Problem Set 3
Options, Futures and Derivative Securities
Instructions: This problem set is due on 2/17 at 11:59 pm CST and is an individual assignment. All problems must be handwritten. Scan your work and submit a PDF file.
Problem 1 Suppose that the price of a non-dividend-paying stock is $32, its volatility is 30%, and the risk-free rate for all maturities is 5% per year. You have the following information on European call options written on the stock for different strikes and maturities:
| Strike | 25 | 30 | 35 |
|---|---|---|---|
| Expiration 6 months | 7.90 | 4.18 | 1.85 |
| Expiration 1 year | 8.92 | 5.60 | 3.28 |
Calculate the cost of setting up the following positions. In each case provide a diagram showing the relationship between payoff and profit with respect to final stock price. Use put-call parity to compute the price of the corresponding European put options. In your diagrams, indicate the cutoff prices that lead to a gain/loss.
- A bull spread using European call options with strike prices of $25 and $30 and a maturity of six months.
- A bear spread using European put options with strike prices of $25 and $30 and a maturity of six months.
- A butterfly spread using European call options with strike prices of $25, $30, and $35 and a maturity of one year.

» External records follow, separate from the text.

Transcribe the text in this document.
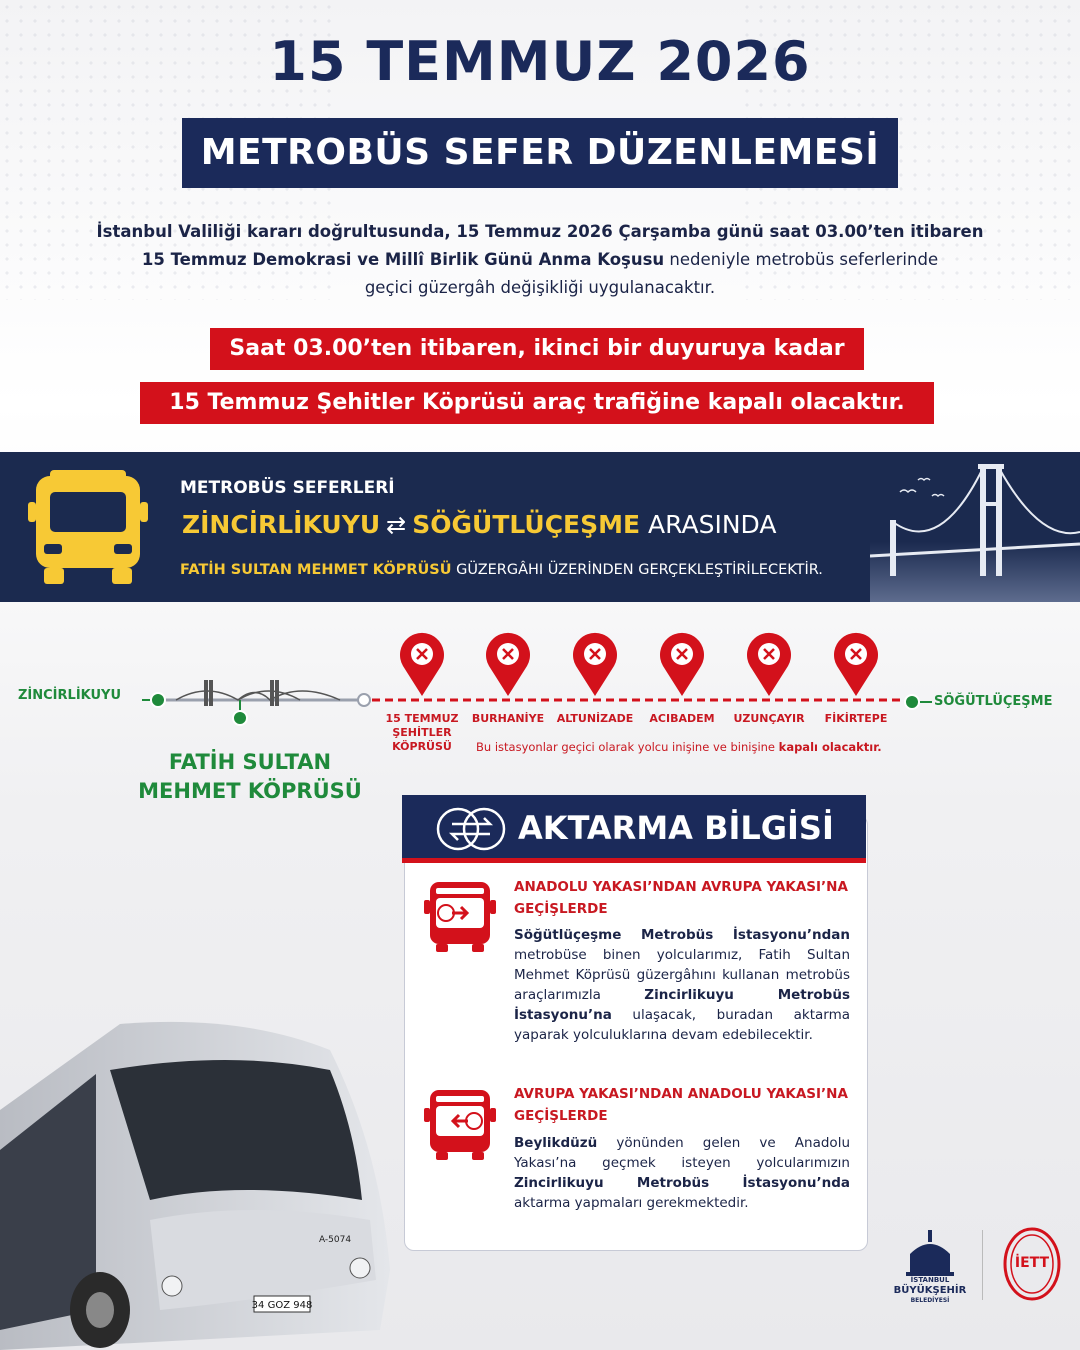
15 TEMMUZ 2026
METROBÜS SEFER DÜZENLEMESİ
İstanbul Valiliği kararı doğrultusunda, 15 Temmuz 2026 Çarşamba günü saat 03.00’ten itibaren
15 Temmuz Demokrasi ve Millî Birlik Günü Anma Koşusu nedeniyle metrobüs seferlerinde
geçici güzergâh değişikliği uygulanacaktır.
Saat 03.00’ten itibaren, ikinci bir duyuruya kadar
15 Temmuz Şehitler Köprüsü araç trafiğine kapalı olacaktır.
METROBÜS SEFERLERİ
ZİNCİRLİKUYU ⇄ SÖĞÜTLÜÇEŞME ARASINDA
FATİH SULTAN MEHMET KÖPRÜSÜ GÜZERGÂHI ÜZERİNDEN GERÇEKLEŞTİRİLECEKTİR.
ZİNCİRLİKUYU	SÖĞÜTLÜÇEŞME
15 TEMMUZ ŞEHİTLER KÖPRÜSÜ
BURHANİYE	ALTUNİZADE	ACIBADEM	UZUNÇAYIR	FİKİRTEPE
Bu istasyonlar geçici olarak yolcu inişine ve binişine kapalı olacaktır.
FATİH SULTAN MEHMET KÖPRÜSÜ
AKTARMA BİLGİSİ
ANADOLU YAKASI’NDAN AVRUPA YAKASI’NA GEÇİŞLERDE
Söğütlüçeşme Metrobüs İstasyonu’ndan metrobüse binen yolcularımız, Fatih Sultan Mehmet Köprüsü güzergâhını kullanan metrobüs araçlarımızla Zincirlikuyu Metrobüs İstasyonu’na ulaşacak, buradan aktarma yaparak yolculuklarına devam edebilecektir.
AVRUPA YAKASI’NDAN ANADOLU YAKASI’NA GEÇİŞLERDE
Beylikdüzü yönünden gelen ve Anadolu Yakası’na geçmek isteyen yolcularımızın Zincirlikuyu Metrobüs İstasyonu’nda aktarma yapmaları gerekmektedir.
34 GOZ 948
A-5074
İSTANBUL
BÜYÜKŞEHİR
BELEDİYESİ
İETT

- A butterfly spread using European put options with strike prices of $25, $30, and $35 and a maturity of one year.
- A straddle using options with a strike price of $30 and a six-month maturity.
- A strangle using options with strike prices of $30 and $35 and a six-month maturity.
Problem 2 A 4-month European put option on a non-dividend-paying stock is currently selling for $1.80. The stock price is $96, the strike price is $100, and the risk-free interest rate is 6% per year. What opportunities could an arbitrageur exploit? Think of synthesizing a negative price call.
Problem 3 A 6-month European call option on a non-dividend-paying stock is currently selling for $6.70. The stock price is $104, the strike price is $100, and the risk-free interest rate is 6% per year. What opportunities could an arbitrageur exploit? Think of synthesizing a negative price put.
Problem 4 A non-dividend paying stock trades for $200. The risk-free rate is 5% per year with continuous compounding. European call and put options with strike $200 and maturity 9 months trade for $15 and $8 per share, respectively. Is there an arbitrage opportunity? If so, how an arbitrageur would make a profit?
Problem 5 A non-dividend paying stock trades for $100. The risk-free rate is 6% per year with continuous compounding. European call and put options with strike $100 and maturity 6 months trade for $15 and $13 per share, respectively. Is there an arbitrage opportunity? If so, how an arbitrageur would make a profit?
Problem 6 The price of a non-dividend paying stock is $250. The risk-free rate is 5% per year with continuous compounding. Consider a European put option with strike price $280 and maturity 1 year. What should be the price of the put if the volatility of the stock returns is zero?
Problem 7 What should be the price of a six-month European call option written on a non-dividend-paying stock when the stock price is $160, the strike price is $150, the risk-free rate is 10% per year, and the volatility of the stock returns is zero?
Problem 8 Consider a non-dividend paying asset. There are American and European call and put options written on this asset and available for trade. The risk-free rate is positive for all maturities. Please say whether the following statements are true or false, and briefly explain why.
- It might be optimal to exercise early an American call option written on this asset.
- It might be optimal to exercise early an American put option written on this asset.
- The time-value of a European call written on this asset might be negative for stock prices that are high enough.
- The time-value of a European put written on this asset might be negative for stock prices that are low enough.